Part One: First Five Recommendations
1. Identify and quantify Supplier Risk and develop Response Options.
The supplier base represents the largest controllable factor, Risks. Changes to the suppliers’ environment often dictate changes to your environment. Change is a potential risk, especially when not foreseen. Risk events are not limited to just the few major critical suppliers, disruptions from a wide range of secondary suppliers can also impact operating environment and jeopardize daily revenue.
Who are the specific suppliers, materials, and services that are at Risk, especially those global sources of supply?
Supplier measurement is Risk Management; it is a systematic approach to reduce risk by establishing both quantitative and qualitative factors that rank and compare the Supplier against existing or unknown risks.
In the current environment can we still have confidence that our global and extended sources of supply will continue as business-as-usual?
Now is the time for those answers, not when the disruption occurs. Risk may not be the prime responsibility of procurement, but the continuity of supply is!
2. Monitor how well Supply Management provides the materials and services—on time.
No other measure has the significance of the basic fulfillment responsibility of Supply Management. Subsequent responsibilities such as cost, quality, control, and standards, while valid, are meaningless if delivery is not accomplished. One innovative and realistic approach is a monthly graphic display of how well those goals were accomplished. Supply Management must be held accountable for managing the trade-offs. Current measurements do not effectively monitor that responsibility.
3. Use the PPV approach to develop a market-basket approach to evaluate the competitiveness of purchase cost—not individual item or service savings.
Purchase Price Variance (PPV) only reconciles the overhead account. It is not a measure of performance effectiveness, but it could be and is generally accepted by the financial community as a measure of purchasing effectiveness. Supply professionals lose credibility with savings reports that identify unrealistic cost savings while the finance department is issuing negative Purchase Price Variance reports. Rather than continue to fight or ignore it—use the concept. An effective solution is to develop a “Market Basket” concept to identify the total impact of competitive pricing. The basket consists of the Top 20 to 25 purchase commodities (materials or services) which collectively account for in excess of 80 percent of the total annual externally (excluding interplant and divisional purchases) purchased costs of materials and/or services. For each commodity and collectively for the entire basket, statistical process control charts are developed and tracked against the targeted range. The targeted range is developed quarterly by the head of supply and concurred with by the heads of finance and operations. The target range represents historical projections and engineered or benchmarked goals that recognize the estimated total usage. This is the new PPV.
It is estimated that over 25% of all purchases by-pass the formal procurement processes. The User is sending a clear message “…either you get it on time or I will.”

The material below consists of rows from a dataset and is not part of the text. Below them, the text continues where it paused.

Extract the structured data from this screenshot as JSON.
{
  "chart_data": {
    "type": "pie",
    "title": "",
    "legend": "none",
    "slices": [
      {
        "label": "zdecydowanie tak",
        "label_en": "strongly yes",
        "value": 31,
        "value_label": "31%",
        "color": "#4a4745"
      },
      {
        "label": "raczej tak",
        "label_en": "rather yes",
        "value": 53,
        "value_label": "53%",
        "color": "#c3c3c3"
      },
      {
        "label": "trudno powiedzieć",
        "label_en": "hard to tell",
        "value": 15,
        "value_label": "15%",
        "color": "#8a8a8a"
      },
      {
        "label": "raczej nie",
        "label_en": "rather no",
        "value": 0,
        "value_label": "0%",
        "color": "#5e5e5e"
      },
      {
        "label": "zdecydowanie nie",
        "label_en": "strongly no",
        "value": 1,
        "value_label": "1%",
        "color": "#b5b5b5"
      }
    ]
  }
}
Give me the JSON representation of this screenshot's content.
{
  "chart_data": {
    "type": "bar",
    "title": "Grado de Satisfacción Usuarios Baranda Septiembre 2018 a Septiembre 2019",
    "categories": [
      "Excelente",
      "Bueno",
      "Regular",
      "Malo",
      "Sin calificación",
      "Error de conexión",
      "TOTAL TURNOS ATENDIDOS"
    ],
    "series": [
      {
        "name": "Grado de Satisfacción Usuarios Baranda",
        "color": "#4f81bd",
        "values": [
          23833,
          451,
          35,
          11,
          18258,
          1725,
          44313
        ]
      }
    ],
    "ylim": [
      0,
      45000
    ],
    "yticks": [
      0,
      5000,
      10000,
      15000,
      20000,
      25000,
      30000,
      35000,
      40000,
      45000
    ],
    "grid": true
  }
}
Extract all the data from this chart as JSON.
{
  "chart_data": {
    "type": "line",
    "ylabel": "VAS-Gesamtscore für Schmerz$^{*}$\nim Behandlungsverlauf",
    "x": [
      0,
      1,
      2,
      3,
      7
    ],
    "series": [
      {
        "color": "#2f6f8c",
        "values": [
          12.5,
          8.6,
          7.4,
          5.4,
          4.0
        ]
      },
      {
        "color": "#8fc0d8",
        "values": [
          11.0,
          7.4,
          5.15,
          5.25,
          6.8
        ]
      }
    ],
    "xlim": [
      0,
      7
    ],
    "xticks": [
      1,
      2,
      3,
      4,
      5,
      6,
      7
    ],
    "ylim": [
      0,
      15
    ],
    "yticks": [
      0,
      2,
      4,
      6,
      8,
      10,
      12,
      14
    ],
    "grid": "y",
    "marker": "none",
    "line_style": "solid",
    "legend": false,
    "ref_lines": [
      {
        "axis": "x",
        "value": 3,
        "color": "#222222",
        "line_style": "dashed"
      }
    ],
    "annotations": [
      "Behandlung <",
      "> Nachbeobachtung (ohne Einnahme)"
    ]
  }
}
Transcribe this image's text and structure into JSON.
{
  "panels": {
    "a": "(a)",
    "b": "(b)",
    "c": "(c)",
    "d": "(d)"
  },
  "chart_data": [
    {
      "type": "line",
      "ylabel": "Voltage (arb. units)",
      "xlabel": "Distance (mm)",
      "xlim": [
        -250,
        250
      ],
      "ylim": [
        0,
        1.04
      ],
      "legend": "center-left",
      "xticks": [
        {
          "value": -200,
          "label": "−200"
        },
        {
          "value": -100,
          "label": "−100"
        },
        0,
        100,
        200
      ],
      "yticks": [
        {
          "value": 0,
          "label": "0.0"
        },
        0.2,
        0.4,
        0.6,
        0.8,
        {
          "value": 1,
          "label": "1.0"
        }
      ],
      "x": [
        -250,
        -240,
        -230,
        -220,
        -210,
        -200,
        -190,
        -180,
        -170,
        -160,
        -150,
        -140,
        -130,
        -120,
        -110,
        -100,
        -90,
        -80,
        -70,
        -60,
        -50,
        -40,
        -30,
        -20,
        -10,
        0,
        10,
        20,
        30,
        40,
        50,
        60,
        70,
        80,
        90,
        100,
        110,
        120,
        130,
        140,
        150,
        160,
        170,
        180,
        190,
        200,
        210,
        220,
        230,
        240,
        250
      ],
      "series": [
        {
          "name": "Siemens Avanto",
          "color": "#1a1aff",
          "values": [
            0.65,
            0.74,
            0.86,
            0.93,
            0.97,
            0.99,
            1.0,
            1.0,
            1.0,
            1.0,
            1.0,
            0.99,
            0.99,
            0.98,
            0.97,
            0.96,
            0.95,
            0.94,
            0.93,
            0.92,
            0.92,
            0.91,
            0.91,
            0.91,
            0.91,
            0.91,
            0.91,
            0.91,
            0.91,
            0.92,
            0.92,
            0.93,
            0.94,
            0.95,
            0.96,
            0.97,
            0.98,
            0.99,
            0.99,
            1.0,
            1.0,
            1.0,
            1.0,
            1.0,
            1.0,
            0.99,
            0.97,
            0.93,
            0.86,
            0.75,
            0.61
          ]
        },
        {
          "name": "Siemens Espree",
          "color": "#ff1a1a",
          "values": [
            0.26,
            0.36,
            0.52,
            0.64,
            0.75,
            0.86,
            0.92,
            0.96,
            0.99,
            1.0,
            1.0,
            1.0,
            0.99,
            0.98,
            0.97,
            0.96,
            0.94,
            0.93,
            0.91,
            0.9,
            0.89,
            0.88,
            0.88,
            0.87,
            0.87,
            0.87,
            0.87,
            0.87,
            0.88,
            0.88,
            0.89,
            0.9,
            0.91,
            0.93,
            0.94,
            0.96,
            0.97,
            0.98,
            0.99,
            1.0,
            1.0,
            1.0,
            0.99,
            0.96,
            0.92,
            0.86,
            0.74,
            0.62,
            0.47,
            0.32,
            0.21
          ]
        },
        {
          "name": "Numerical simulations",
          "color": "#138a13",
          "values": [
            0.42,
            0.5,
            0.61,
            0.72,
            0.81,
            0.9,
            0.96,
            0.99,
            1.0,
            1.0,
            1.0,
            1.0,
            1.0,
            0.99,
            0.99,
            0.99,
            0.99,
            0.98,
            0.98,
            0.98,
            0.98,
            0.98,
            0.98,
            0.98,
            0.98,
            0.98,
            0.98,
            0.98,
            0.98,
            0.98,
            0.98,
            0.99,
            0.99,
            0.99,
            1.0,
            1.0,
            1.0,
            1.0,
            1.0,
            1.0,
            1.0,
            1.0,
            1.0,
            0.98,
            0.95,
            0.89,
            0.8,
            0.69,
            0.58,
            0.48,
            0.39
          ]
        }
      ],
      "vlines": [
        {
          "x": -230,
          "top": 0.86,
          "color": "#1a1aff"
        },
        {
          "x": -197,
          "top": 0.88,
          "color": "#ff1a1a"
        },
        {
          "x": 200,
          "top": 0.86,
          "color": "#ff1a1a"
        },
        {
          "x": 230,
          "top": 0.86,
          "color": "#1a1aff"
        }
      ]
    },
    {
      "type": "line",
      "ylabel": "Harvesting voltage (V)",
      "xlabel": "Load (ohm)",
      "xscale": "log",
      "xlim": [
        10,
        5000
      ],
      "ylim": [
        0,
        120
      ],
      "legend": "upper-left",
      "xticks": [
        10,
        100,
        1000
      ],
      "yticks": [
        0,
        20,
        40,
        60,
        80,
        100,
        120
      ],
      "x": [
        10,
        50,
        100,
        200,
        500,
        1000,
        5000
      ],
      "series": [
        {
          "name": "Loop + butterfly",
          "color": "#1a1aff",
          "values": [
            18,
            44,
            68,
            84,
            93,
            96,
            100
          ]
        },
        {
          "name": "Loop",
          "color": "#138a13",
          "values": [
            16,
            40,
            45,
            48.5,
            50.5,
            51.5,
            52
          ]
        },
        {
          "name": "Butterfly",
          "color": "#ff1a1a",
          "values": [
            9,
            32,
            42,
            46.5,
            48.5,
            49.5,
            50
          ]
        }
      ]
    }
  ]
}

4. Measure the impact of suppliers on the financial chain and working capital and the validity of financial reporting
Typical billion-dollar companies today spend $32 million annually for unnecessary working capital and inefficient processing functions, because they lack visibility into the FSC and receivables. By optimizing their FSCs, companies can:
Reduce their working capital needs by as much as 20% to 25%, saving nearly $15 million annually.
Lower financing rates on required working capital by more than $4 million each year.
Gain early warning into problems.
Eliminate expensive, non-productive float.
5. Insure the effectiveness of Talent within Supply Management—impact of training.
No set of managers has the pivotal position of managing more internal and external relationships than the executives who oversee the Supply Management functions. To under-invest in this human capital is foolhardy.
Historically, in many companies, the Supply Management personnel were the oldest, longest functional service, least educated, lowest grade level, and lowest salary scale of any other functional grouping. With such an underinvestment in Supply Management human capital, companies should not expect to optimize Supply Management.
Executive Management cannot afford to ignore these issues. Supply Management’s success or failure directly impacts the profitability and long-term success of the enterprise.
The current educational system is failing to produce qualified employees— where will your competitive talent come from?
In the future, successful Enterprises will take responsibility and investment for educating employees—even in the basic skills.